Leaders can further strengthen a supportive environment by acknowledging difficult situations, recognizing strong effort when outcomes are negative, and arranging additional support, such as supportive debriefings, when needed. By modeling healthy boundaries and taking intentional pauses, leaders signal to their teams that these values are a core part of the workplace culture.
Recognizing When Someone is Struggling and Reaching Out
Everyone is different, but some key indicators that a person is struggling may include:
- Increased absences
- Withdrawal from others
- Changes in composure during stressful times
- Dull mood or reactions
- Becoming easily frustrated
- Statements expressing greater judgment toward others
- Apathy
- Hopelessness/helplessness
These changes shouldn’t be ignored. Greg emphasizes they should be viewed as communication—signs of distress rather than personal or professional failures. Reaching out privately, asking about well-being, sharing observations, and expressing concern are all appropriate and supportive steps.
“It is important to have a tone of support and concern, not judgment or criticism,” Greg says. “If concerns continue or worsen, escalating support through the resources available in your system is appropriate. Addressing these concerns is a matter of safety for those being served and for your team member.”

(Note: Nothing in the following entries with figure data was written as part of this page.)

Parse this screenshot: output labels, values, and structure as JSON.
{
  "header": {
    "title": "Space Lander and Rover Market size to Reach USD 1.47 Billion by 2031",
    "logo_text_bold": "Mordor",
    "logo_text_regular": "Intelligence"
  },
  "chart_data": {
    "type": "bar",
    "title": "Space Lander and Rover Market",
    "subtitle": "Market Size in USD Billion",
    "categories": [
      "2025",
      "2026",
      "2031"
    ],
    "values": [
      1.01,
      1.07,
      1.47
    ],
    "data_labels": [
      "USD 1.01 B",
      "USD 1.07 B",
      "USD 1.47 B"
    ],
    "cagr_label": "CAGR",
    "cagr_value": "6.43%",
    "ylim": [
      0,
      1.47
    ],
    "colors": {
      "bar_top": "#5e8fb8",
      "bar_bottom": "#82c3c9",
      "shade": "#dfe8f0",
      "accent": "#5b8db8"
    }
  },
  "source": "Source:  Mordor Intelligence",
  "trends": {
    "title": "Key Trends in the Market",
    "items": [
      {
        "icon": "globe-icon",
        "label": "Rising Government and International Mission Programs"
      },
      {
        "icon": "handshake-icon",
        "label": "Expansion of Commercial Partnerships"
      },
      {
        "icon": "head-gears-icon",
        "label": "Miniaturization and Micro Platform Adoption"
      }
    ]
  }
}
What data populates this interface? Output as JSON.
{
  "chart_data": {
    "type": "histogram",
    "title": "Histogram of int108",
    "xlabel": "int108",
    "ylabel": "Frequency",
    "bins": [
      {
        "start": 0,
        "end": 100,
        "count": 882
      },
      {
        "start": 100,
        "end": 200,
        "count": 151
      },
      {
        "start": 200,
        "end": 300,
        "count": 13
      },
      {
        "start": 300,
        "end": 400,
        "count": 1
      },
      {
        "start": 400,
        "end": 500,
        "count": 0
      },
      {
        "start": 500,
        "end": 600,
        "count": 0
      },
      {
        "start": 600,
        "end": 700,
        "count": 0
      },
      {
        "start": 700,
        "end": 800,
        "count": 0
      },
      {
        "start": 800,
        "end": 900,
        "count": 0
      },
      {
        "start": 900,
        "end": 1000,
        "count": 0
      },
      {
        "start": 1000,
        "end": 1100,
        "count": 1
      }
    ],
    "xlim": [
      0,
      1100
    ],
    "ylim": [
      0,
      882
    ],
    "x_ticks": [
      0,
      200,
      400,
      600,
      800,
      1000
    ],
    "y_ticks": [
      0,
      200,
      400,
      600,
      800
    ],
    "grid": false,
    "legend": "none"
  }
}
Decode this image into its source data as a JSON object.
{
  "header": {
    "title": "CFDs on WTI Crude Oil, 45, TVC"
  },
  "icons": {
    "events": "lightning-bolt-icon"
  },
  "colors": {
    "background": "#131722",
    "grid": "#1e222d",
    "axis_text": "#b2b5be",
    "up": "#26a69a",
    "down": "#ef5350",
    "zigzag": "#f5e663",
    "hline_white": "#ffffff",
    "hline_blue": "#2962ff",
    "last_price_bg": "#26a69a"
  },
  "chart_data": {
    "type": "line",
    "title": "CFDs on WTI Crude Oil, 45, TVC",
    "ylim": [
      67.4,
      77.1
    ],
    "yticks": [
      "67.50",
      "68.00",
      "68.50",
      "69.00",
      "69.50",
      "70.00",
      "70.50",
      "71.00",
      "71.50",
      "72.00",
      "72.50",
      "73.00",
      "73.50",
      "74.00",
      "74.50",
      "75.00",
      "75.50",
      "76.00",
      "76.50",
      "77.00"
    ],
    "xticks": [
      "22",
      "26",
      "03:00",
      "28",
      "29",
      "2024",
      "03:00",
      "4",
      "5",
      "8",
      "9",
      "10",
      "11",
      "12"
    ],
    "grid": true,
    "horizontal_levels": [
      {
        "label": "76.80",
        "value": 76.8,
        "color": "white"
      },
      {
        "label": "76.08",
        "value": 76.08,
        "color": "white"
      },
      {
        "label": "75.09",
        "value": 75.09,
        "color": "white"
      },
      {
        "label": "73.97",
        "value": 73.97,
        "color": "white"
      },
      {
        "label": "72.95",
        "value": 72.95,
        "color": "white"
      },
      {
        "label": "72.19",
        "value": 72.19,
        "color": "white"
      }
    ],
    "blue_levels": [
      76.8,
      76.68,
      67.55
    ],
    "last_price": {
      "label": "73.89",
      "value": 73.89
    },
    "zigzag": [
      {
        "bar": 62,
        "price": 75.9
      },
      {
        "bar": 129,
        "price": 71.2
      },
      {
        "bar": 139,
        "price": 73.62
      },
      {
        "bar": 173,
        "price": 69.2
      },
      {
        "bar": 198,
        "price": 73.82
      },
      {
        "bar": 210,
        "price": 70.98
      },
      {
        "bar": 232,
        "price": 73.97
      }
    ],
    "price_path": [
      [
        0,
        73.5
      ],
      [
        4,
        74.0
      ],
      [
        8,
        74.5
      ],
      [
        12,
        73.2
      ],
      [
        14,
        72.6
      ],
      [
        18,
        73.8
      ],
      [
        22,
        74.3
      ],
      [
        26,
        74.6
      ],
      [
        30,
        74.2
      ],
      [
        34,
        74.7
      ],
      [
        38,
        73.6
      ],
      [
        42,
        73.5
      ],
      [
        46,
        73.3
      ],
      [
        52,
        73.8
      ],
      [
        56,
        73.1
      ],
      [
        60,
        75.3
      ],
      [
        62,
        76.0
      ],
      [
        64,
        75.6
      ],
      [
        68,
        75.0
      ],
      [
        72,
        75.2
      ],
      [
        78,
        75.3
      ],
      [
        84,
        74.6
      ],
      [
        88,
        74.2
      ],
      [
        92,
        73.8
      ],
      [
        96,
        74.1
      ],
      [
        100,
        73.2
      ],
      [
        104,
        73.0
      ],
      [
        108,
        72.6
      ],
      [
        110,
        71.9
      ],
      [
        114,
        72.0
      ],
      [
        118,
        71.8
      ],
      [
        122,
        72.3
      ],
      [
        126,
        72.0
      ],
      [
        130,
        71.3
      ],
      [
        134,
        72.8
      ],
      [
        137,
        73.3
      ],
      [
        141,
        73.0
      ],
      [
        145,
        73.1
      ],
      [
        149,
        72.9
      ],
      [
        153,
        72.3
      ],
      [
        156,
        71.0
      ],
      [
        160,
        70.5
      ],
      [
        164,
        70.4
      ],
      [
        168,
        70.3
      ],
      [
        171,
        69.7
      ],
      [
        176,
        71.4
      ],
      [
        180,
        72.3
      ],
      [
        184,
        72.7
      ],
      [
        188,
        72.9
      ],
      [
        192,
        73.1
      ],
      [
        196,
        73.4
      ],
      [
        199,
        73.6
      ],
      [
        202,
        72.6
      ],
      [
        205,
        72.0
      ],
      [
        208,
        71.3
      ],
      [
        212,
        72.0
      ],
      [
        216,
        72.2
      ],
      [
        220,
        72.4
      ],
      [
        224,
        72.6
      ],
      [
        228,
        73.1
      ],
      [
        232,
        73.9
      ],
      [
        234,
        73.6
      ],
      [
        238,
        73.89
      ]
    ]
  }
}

Caring for Yourself as a Long-Term Practice
Healthcare work is often described as a marathon rather than a sprint, and Greg applies that same metaphor to grief and mental wellness.
“If someone decided to run a marathon and wanted to finish while avoiding injury, they wouldn’t show up on race day in street clothes with no preparation, expecting things to work out,” Greg says. “They would research, consult with others who have run marathons, prepare, and plan.”
Your mental health benefits from the same intentional approach. What would it look like and what would it take to do your work well while remaining healthy and satisfied at the end of the day, week, month, or year? From there, Greg encourages making a plan and revising it as needed, just as you would when training for a marathon.